3. Il dito seguente è il più alto. Ci fa ricordare i nostri governatori. Prega per il presidente, per i parlamentari, per gli imprenditori e per gli amministratori. Sono loro che dirigono il destino della nostra patria e che guidano l'opinione pubblica. Hanno bisogno della guida di Dio.

4. Il quarto dito è il dito anulare. Nonostante possa sorprendere i più, è questo il nostro dito più debole, e qualunque insegnante di pianoforte lo può confermare. Bisogna ricordarsi di pregare per i più deboli, per coloro che hanno tanti problemi da affrontare o che sono affaticati dalle malattie. Hanno bisogno delle tue preghiere di giorno e di notte.
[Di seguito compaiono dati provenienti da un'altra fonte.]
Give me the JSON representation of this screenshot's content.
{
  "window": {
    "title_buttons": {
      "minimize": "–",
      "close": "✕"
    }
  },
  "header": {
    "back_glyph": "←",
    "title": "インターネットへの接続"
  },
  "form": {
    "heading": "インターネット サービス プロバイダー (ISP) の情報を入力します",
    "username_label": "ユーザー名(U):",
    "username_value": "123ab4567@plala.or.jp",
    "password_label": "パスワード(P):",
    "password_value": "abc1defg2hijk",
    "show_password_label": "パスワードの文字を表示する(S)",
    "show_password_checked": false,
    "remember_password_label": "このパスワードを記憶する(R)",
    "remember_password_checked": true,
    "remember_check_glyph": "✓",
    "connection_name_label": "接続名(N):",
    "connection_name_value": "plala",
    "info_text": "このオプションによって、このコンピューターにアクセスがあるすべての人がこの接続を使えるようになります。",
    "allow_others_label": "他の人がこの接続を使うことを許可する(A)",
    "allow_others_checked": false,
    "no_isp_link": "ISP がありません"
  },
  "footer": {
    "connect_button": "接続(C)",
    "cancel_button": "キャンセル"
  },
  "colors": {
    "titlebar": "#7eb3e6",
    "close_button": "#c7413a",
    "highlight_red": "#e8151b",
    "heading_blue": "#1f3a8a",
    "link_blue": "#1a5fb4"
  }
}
Non saranno mai troppe le preghiere per queste persone. Inoltre ci invita a pregare per i matrimoni.

5. E per ultimo c'è il nostro dito mignolo, il più piccolo tra tutte le dita, piccolo come bisogna sentirsi di fronte a Dio e agli altri. Come dice la Bibbia "gli ultimi saranno i primi". Il mignolo ti ricorda che devi pregare per te stesso. Solo quando avrai pregato per gli altri quattro gruppi, potrai vedere nella giusta ottica i tuoi bisogni e pregare meglio per te.